Глава 2

Тем временем надвигались сумерки. Самое бы время отнести девочку в деревню. Селяне уходят с полей и занимаются домашними хлопотами. Вряд ли кто-то увидит нас.

- Ну, так что будем делать? – спросил я.

Малышка задумчиво поковыряла длинным ногтем в зубах.

- Наверное, надо развести костер, - неуверенно ответила она.

Я надеялся на другой ответ, но все равно не смог сдержать улыбку. Девочка явно не была лишена здравого смысла. Решив, что ночью ее одну у деревни не брошу, я присел рядом с ней и сказал:

- Тогда забирайся ко мне на спину и пошли. Здесь где-то дорога, и костер рядом с ней я разводить не хочу.

- Куда же мы пойдем? – я почувствовал на шее её холодные, цепкие ладошки и невольно умилился, с какой доверчивой готовностью она обхватила меня.

- Пойдем на мое кострище, - прокряхтел я, поднимаясь и оглядывая поляну. В кустах остались развороченный ящик и скомканное покрывало. Казалось, с тех прошла целая вечность. Я подумал, что покрывало пригодилось бы ночью, чтобы укутать Анику, но не мог себя заставить забрать его. Оно, наверное, и по сей день лежит там. Если, конечно, не сгнило за эти годы.

Добравшись в подступающей тьме до моего последнего пристанища, я быстро развел костер и устроил девочку под навесом из еловых лап. Укутавшись в мой теплый овечий полушубок, она долго молча лежала, задумчиво глядя на рассыпающиеся над костром искры.

Мне тогда было двадцать четыре, и я мало был знаком с детьми. Своими я обзавестись еще не успел, а младших братьев или сестер мне Господь не дал. Но если бы девочка плакала, звала мать или каких-то других родственников, я бы чувствовал себя не так растерянно.

Во взгляде ее я не видел ни страха, ни тоски, ни грусти, да и вопросов она не задавала, хотя мне казалось, что девочка, внезапно очнувшаяся после тяжкой болезни в дремучем лесу, в компании незнакомца должна иметь массу вопросов! У меня, например, вопросов было хоть отбавляй.

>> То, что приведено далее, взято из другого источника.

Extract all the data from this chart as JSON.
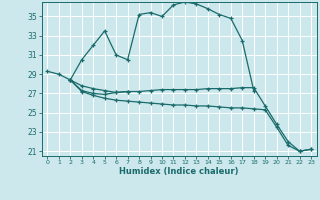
{
  "xlabel": "Humidex (Indice chaleur)",
  "bg_color": "#cce8ec",
  "line_color": "#1a6b6b",
  "grid_color": "#ffffff",
  "xlim": [
    -0.5,
    23.5
  ],
  "ylim": [
    20.5,
    36.5
  ],
  "yticks": [
    21,
    23,
    25,
    27,
    29,
    31,
    33,
    35
  ],
  "xticks": [
    0,
    1,
    2,
    3,
    4,
    5,
    6,
    7,
    8,
    9,
    10,
    11,
    12,
    13,
    14,
    15,
    16,
    17,
    18,
    19,
    20,
    21,
    22,
    23
  ],
  "line1_x": [
    0,
    1,
    2,
    3,
    4,
    5,
    6,
    7,
    8,
    9,
    10,
    11,
    12,
    13,
    14,
    15,
    16,
    17,
    18
  ],
  "line1_y": [
    29.3,
    29.0,
    28.4,
    30.5,
    32.0,
    33.5,
    31.0,
    30.5,
    35.2,
    35.4,
    35.0,
    36.2,
    36.5,
    36.3,
    35.8,
    35.2,
    34.8,
    32.5,
    27.3
  ],
  "line2_x": [
    2,
    3,
    4,
    5,
    6,
    7
  ],
  "line2_y": [
    28.4,
    27.3,
    27.0,
    26.9,
    27.1,
    27.2
  ],
  "line3_x": [
    2,
    3,
    4,
    5,
    6,
    7,
    8,
    9,
    10,
    11,
    12,
    13,
    14,
    15,
    16,
    17,
    18,
    19,
    20,
    21,
    22,
    23
  ],
  "line3_y": [
    28.4,
    27.8,
    27.5,
    27.3,
    27.1,
    27.2,
    27.2,
    27.3,
    27.4,
    27.4,
    27.4,
    27.4,
    27.5,
    27.5,
    27.5,
    27.6,
    27.6,
    25.7,
    23.8,
    22.0,
    21.0,
    21.2
  ],
  "line4_x": [
    2,
    3,
    4,
    5,
    6,
    7,
    8,
    9,
    10,
    11,
    12,
    13,
    14,
    15,
    16,
    17,
    18,
    19,
    20,
    21,
    22,
    23
  ],
  "line4_y": [
    28.4,
    27.2,
    26.8,
    26.5,
    26.3,
    26.2,
    26.1,
    26.0,
    25.9,
    25.8,
    25.8,
    25.7,
    25.7,
    25.6,
    25.5,
    25.5,
    25.4,
    25.3,
    23.5,
    21.6,
    21.0,
    21.2
  ]
}
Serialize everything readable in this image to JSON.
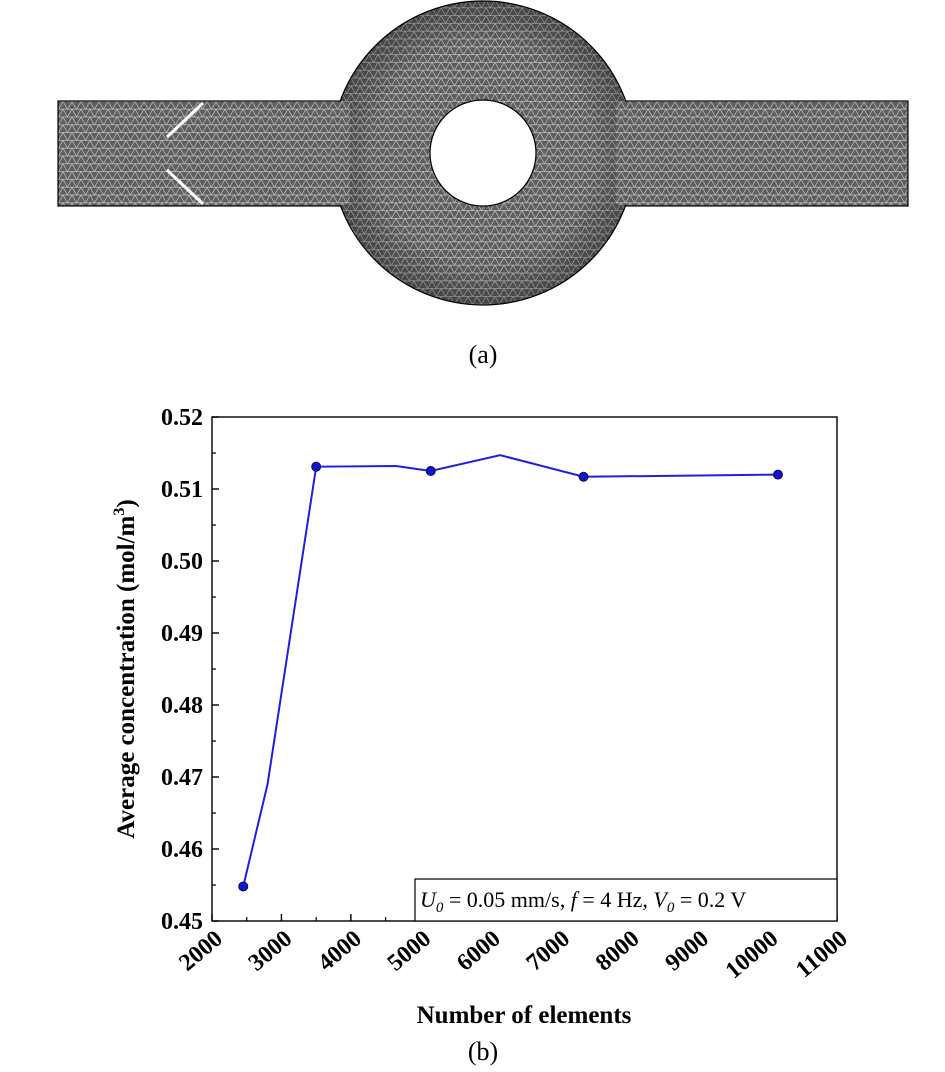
{
  "panels": {
    "a_label": "(a)",
    "b_label": "(b)"
  },
  "colors": {
    "series": "#1f1fe0",
    "marker": "#1515c8",
    "mesh_fill": "#5e5e5e",
    "mesh_line": "#c8c8c8",
    "axis": "#000000"
  },
  "chart_data": {
    "type": "line",
    "title": "",
    "xlabel": "Number of elements",
    "ylabel_main": "Average concentration (mol/m",
    "ylabel_sup": "3",
    "ylabel_end": ")",
    "xlim": [
      2000,
      11000
    ],
    "ylim": [
      0.45,
      0.52
    ],
    "xticks": [
      2000,
      3000,
      4000,
      5000,
      6000,
      7000,
      8000,
      9000,
      10000,
      11000
    ],
    "yticks": [
      "0.45",
      "0.46",
      "0.47",
      "0.48",
      "0.49",
      "0.50",
      "0.51",
      "0.52"
    ],
    "grid": false,
    "series": [
      {
        "line_x": [
          2450,
          2800,
          3500,
          4650,
          5150,
          6150,
          7350,
          10150
        ],
        "line_y": [
          0.4548,
          0.469,
          0.5131,
          0.5132,
          0.5125,
          0.5147,
          0.5117,
          0.512
        ],
        "marker_x": [
          2450,
          3500,
          5150,
          7350,
          10150
        ],
        "marker_y": [
          0.4548,
          0.5131,
          0.5125,
          0.5117,
          0.512
        ]
      }
    ],
    "annotation": {
      "u0_sym": "U",
      "u0_sub": "0",
      "u0_val": " = 0.05 mm/s, ",
      "f_sym": "f",
      "f_val": " = 4 Hz, ",
      "v0_sym": "V",
      "v0_sub": "0",
      "v0_val": " = 0.2 V"
    }
  }
}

- Ты помнишь что-нибудь? – спросил я.

Аника не пошевелилась, только глаза ее сдвинулись с мирно пылающего в ночи огня на меня.

- Ты была без сознания, когда я нашел тебя, - пояснил я, конечно, не собираясь вдаваться в подробности, - поэтому мне интересно, кто ты, где искать твой дом… кто твои родители…

- Попробую завтра найти дом, - ответила девочка, - Сегодня я… устала.

- А твоя мама? Как ее зовут?

- Ее зовут, как и меня – Аника…

- А братья? Сестры?

- Сестры! Много сестер!

- И… ты помнишь свой дом? Узнаешь, если увидишь?

Она улыбнулась и энергично закивала. Я не стал ее больше мучить.

- Хочешь еще есть? – спросил я, - у меня осталось немного мяса, а к утру, надеюсь, в силках окажется пара хороших зайцев. Сомневаюсь, что они успели нагулять жир, но…, - Я прикусил язык, ожидая, что девочка возмутится, ведь все маленькие девочки млеют от пушистых зверушек, но глаза ее тут же загорелись, а на губах распустилась мечтательная улыбка.

- Я так давно не ела, - пробормотала она, расправляясь с остатками мяса, - Они меня не кормили. Только иногда она приносила что-нибудь, пока бабушка не видит.

- Кто приносил?.. Мама?

Глаза ее вдруг стали цепкими и не по-детски расчетливыми, как у политического деятеля или юриста, который тщательно выверяет каждое слово.

- Ты ведь поможешь мне найти дом?

- Ну, конечно! – уверил я ее, - Мы обязательно ее найдем!

Девочка доела мясо, запила водой и свернувшись калачиком под моим полушубком, уснула. Время от времени она тоненько вскрикивала, словно заново проживала во сне все те ужасы, что ей пришлось перенести за свою короткую и явно несчастливую жизнь.

«Кто она? И кто эти утренние женщины?», - размышлял я, разглядывая ее, - «Может, они и не родня ей вовсе? Может, девочка – сирота, которую они взяли на поруки, но поняв, что девочка больна и работница из нее никакая, попытались заморить голодом? А когда не получилось, просто вывезли в лес и бросили?»

А потом среди чудес и потрясений этого дня я вдруг подумал о… себе…

«Что же мне делать?» - пришла неожиданная мысль.

Пока я не встретил Анику, у меня была четкая цель – добраться до одного из крупных городов – Ливерпуля, Манчестера или даже самого Лондона, найти подходящий монастырь и принять постриг.

А что теперь? Девочка явно не планировала возвращаться к тем женщинам, и я, не подумав, дал ей обещание найти ей дом… Но какой дом я могу ей найти? С девочкой в монастырь меня не примут. Оставить ее по дороге в работном доме я бы тоже не смог. Уж, наверное, Господь явил Чудо (и меня назначил Свидетелем Его) не для того, чтобы я ее бросил, как бросили все остальные, после чего ее сгноили бы в одной из этих душегубок!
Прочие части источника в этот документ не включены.